Aonghas Grant is a Highland musical treasure, a superb natural fiddler, a born storyteller and a renowned and influential teacher.
Although synonymous with Highland culture and particularly the pipey style of fiddling, Aonghas was actually born in Edinburgh, on September 13th, 1931 when he arrived ahead of schedule at his grandmother’s house.
He grew up in Fort Augustus in a household where music was an essential part of everyday life and was soon showing an interest in the fiddle and pipes, which his father and uncles all played. One day his Uncle Archie showed Aonghas how to play Dornoch Links and within half an hour Aonghas had the tune mastered.
This was the only lesson that “the left-handed fiddler,” as Aonghas became known, ever had. He picked up more tunes from his father and uncles and practised incessantly, playing at weddings and informal social gatherings until he joined Farquhar MacRae in the long-running Roshven Ceilidh Band.
In the 1960s the Traditional Music and Song Association of Scotland invited Aonghas to represent the Highland style in a competition at Blairgowrie Folk Festival. The Shetland fiddle legend Tom Anderson donated a cup and Aonghas won it for two years running. He also won the fiddle championship at the National Mod four times.
When Tom Anderson began a fiddle summer school at Stirling University, he asked Aonghas to be one of the teachers. Apart from his children, Deirdre, Fiona and Angus Jnr, who is well known as the fiddler in Shooglenifty, Aonghas had never taught anyone before. But with the aid of some photocopied tunes and, as Aonghas recalled, a small miracle, he began a long association with Stirling University and a career as a much-cherished teacher.
His pupils include Allan Henderson, of Blazin’ Fiddles, and Eilidh Shaw, of Harem Scarem and the Poozies, and they can easily be recognised by the red tassels on their fiddles. Aonghas got the idea for these after seeing Romanian gypsies at a festival in Middlesbrough sporting tassels on their fiddles. He returned home, purloined some wool from his wife’s knitting and made his first tassel for Angus Jnr. Since then, pupils reaching a certain standard have been rewarded with this small trophy.
In 1977 Aonghas recorded the landmark Aonghas Grant Highland Fiddle album. It would be thirty years before he got round to making the follow-up, The Hills of Glengarry. The tunes he has written, and many he has inspired, have always been in wide circulation, however. He has played in Norway, Denmark, Holland, France and Ireland, judged competitions and taught at fiddle camps in America, and played at the Bicentennial Festival in the National Mall in Washington, DC, in 1976. He continues to teach privately, at various feisean and at the Royal Scottish Academy of Music and Drama.

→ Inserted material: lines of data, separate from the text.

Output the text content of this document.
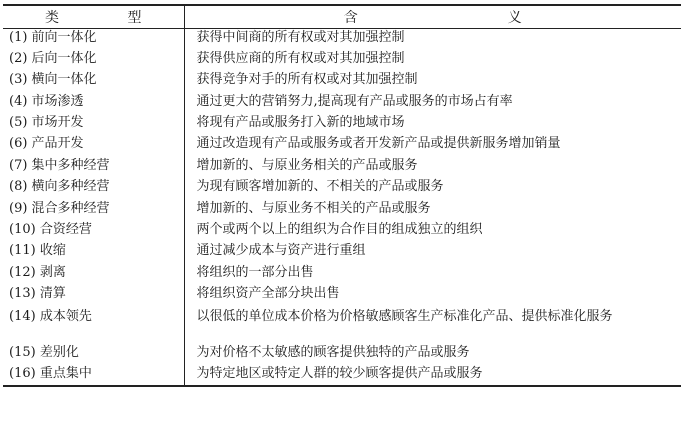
类 型	含 义
(1) 前向一体化	获得中间商的所有权或对其加强控制
(2) 后向一体化	获得供应商的所有权或对其加强控制
(3) 横向一体化	获得竞争对手的所有权或对其加强控制
(4) 市场渗透	通过更大的营销努力,提高现有产品或服务的市场占有率
(5) 市场开发	将现有产品或服务打入新的地域市场
(6) 产品开发	通过改造现有产品或服务或者开发新产品或提供新服务增加销量
(7) 集中多种经营	增加新的、与原业务相关的产品或服务
(8) 横向多种经营	为现有顾客增加新的、不相关的产品或服务
(9) 混合多种经营	增加新的、与原业务不相关的产品或服务
(10) 合资经营	两个或两个以上的组织为合作目的组成独立的组织
(11) 收缩	通过减少成本与资产进行重组
(12) 剥离	将组织的一部分出售
(13) 清算	将组织资产全部分块出售
(14) 成本领先	以很低的单位成本价格为价格敏感顾客生产标准化产品、提供标准化服务
(15) 差别化	为对价格不太敏感的顾客提供独特的产品或服务
(16) 重点集中	为特定地区或特定人群的较少顾客提供产品或服务
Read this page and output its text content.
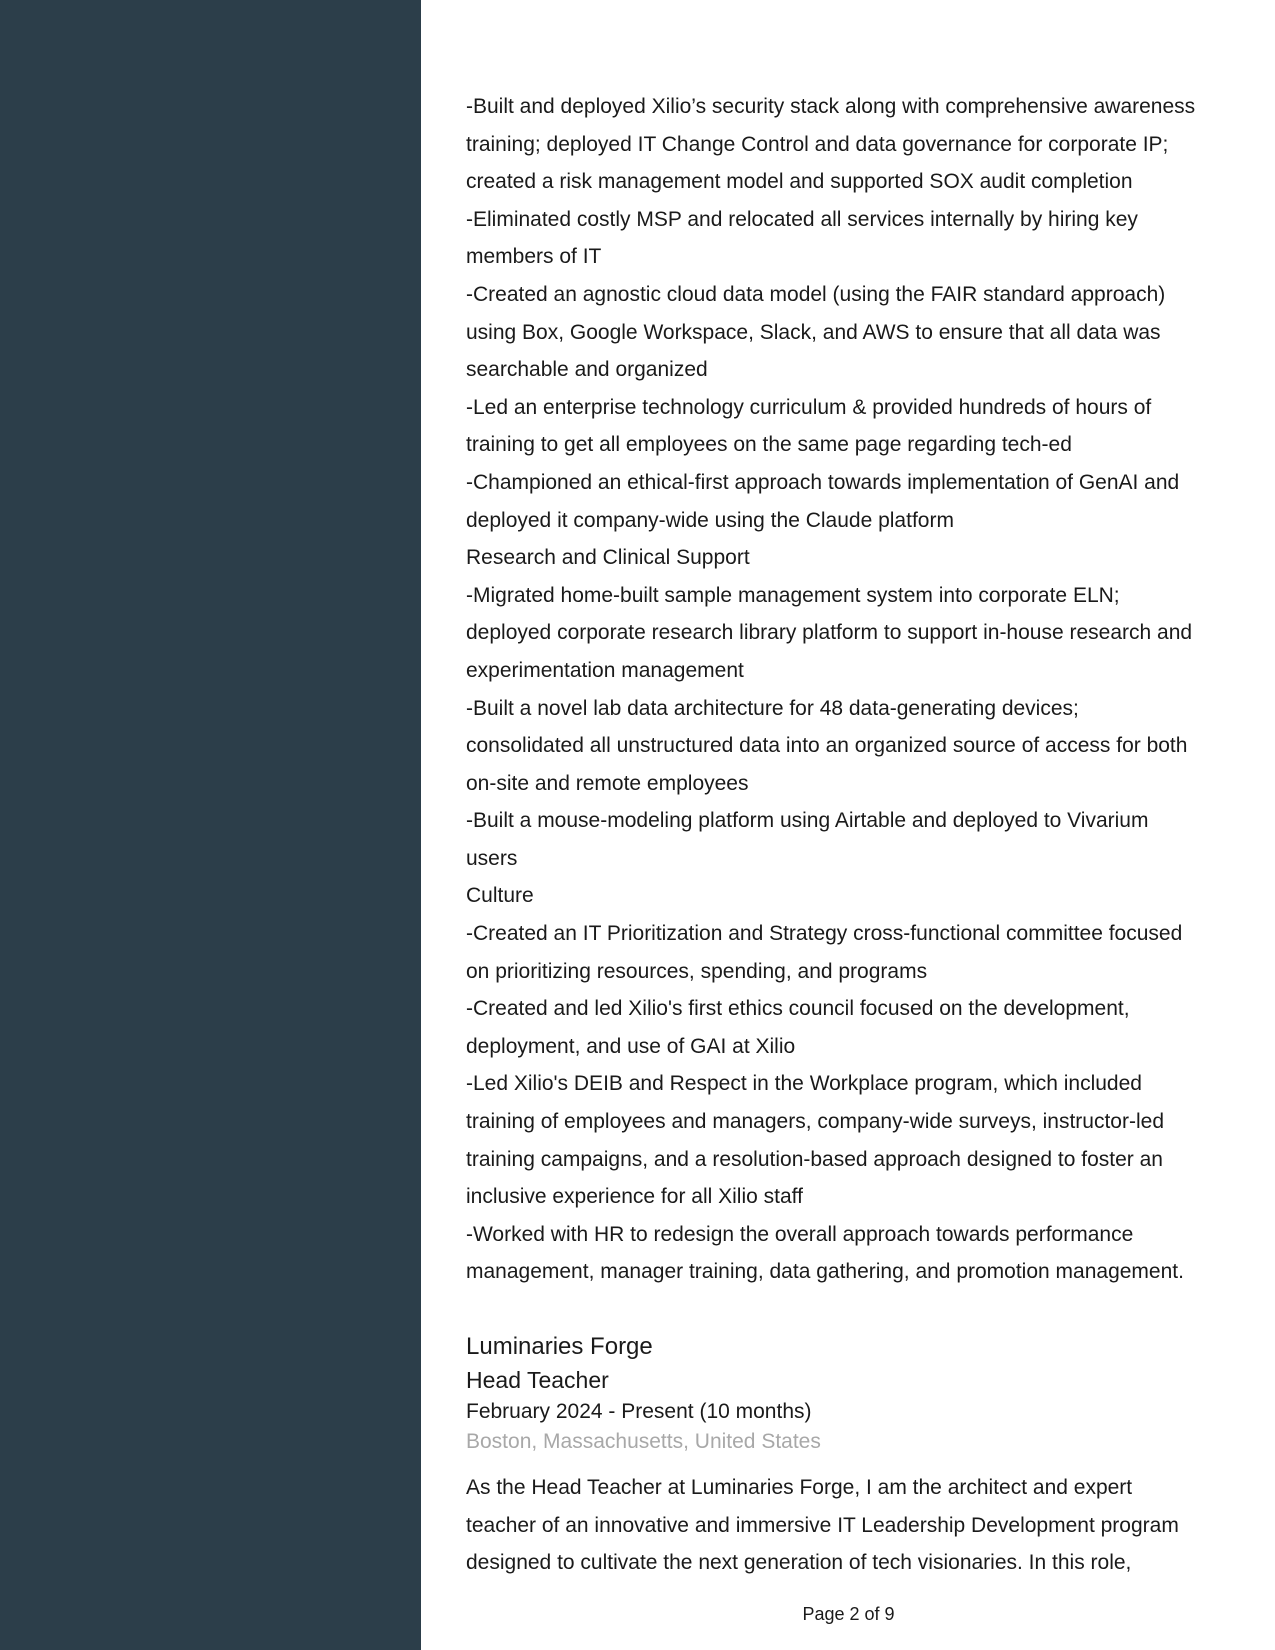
-Built and deployed Xilio’s security stack along with comprehensive awareness
training; deployed IT Change Control and data governance for corporate IP;
created a risk management model and supported SOX audit completion
-Eliminated costly MSP and relocated all services internally by hiring key
members of IT
-Created an agnostic cloud data model (using the FAIR standard approach)
using Box, Google Workspace, Slack, and AWS to ensure that all data was
searchable and organized
-Led an enterprise technology curriculum & provided hundreds of hours of
training to get all employees on the same page regarding tech-ed
-Championed an ethical-first approach towards implementation of GenAI and
deployed it company-wide using the Claude platform
Research and Clinical Support
-Migrated home-built sample management system into corporate ELN;
deployed corporate research library platform to support in-house research and
experimentation management
-Built a novel lab data architecture for 48 data-generating devices;
consolidated all unstructured data into an organized source of access for both
on-site and remote employees
-Built a mouse-modeling platform using Airtable and deployed to Vivarium
users
Culture
-Created an IT Prioritization and Strategy cross-functional committee focused
on prioritizing resources, spending, and programs
-Created and led Xilio's first ethics council focused on the development,
deployment, and use of GAI at Xilio
-Led Xilio's DEIB and Respect in the Workplace program, which included
training of employees and managers, company-wide surveys, instructor-led
training campaigns, and a resolution-based approach designed to foster an
inclusive experience for all Xilio staff
-Worked with HR to redesign the overall approach towards performance
management, manager training, data gathering, and promotion management.
Luminaries Forge
Head Teacher
February 2024 - Present (10 months)
Boston, Massachusetts, United States
As the Head Teacher at Luminaries Forge, I am the architect and expert
teacher of an innovative and immersive IT Leadership Development program
designed to cultivate the next generation of tech visionaries. In this role,
Page 2 of 9
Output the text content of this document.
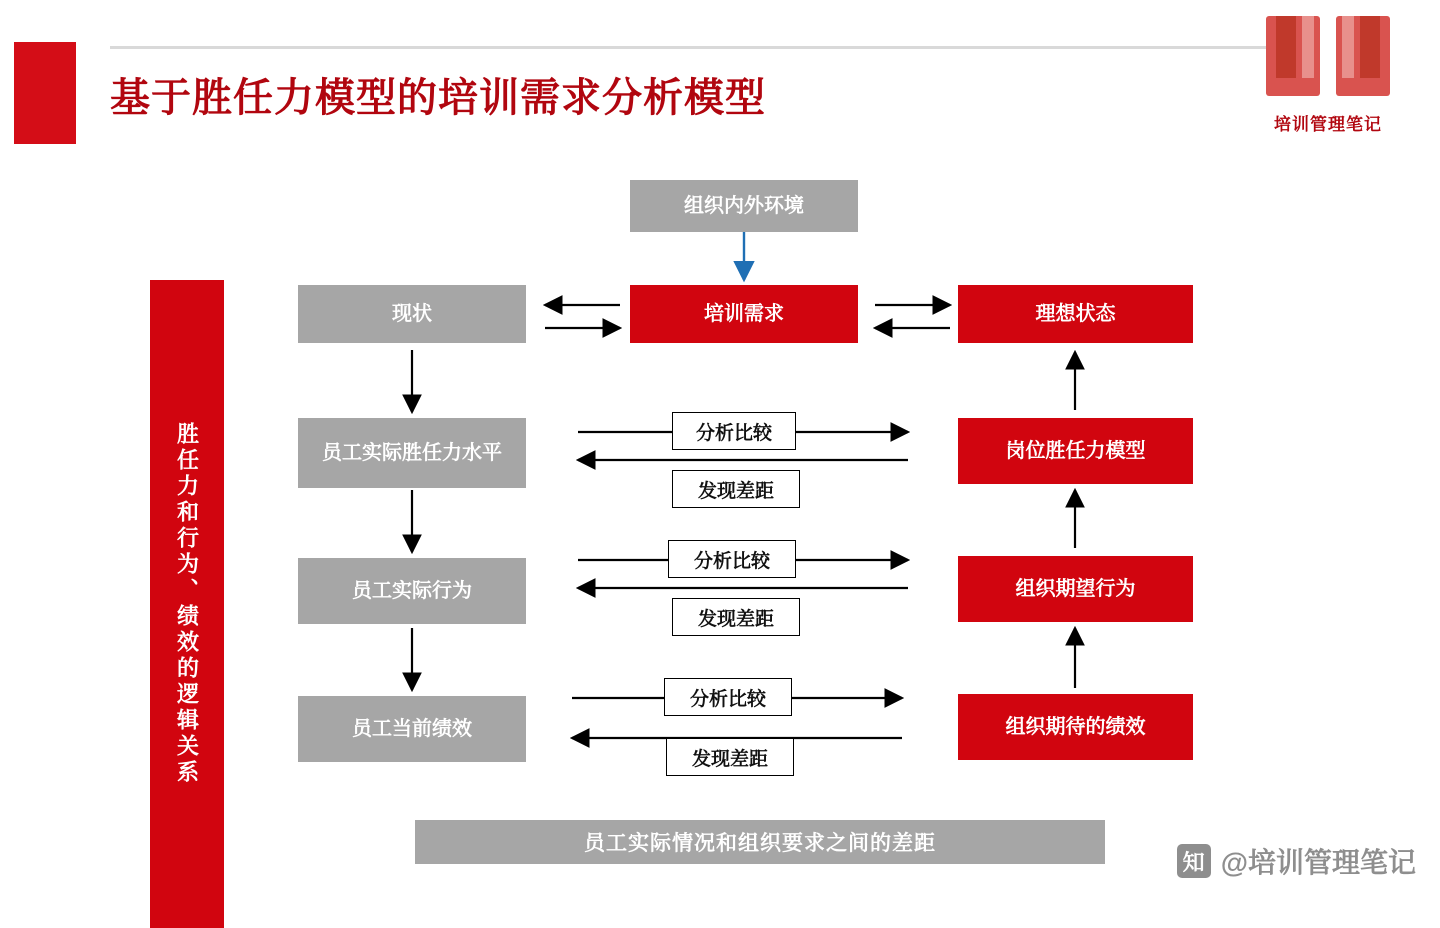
基于胜任力模型的培训需求分析模型
培训管理笔记
胜任力和行为、绩效的逻辑关系
组织内外环境
现状	培训需求	理想状态
员工实际胜任力水平
员工实际行为
员工当前绩效
岗位胜任力模型
组织期望行为
组织期待的绩效
分析比较
发现差距
分析比较
发现差距
分析比较
发现差距
员工实际情况和组织要求之间的差距
知 @培训管理笔记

A modest man who regards himself as a backwoods gut scraper, Aonghas has always taken greatest delight in seeing dancers dancing to his music. The publication in 2008 of a book of his tunes, The Glengarry Collection, will ensure that the dancing continues. But even without the book, Aonghas Grant has created an enduring legacy among dancers, players, learners and listeners alike.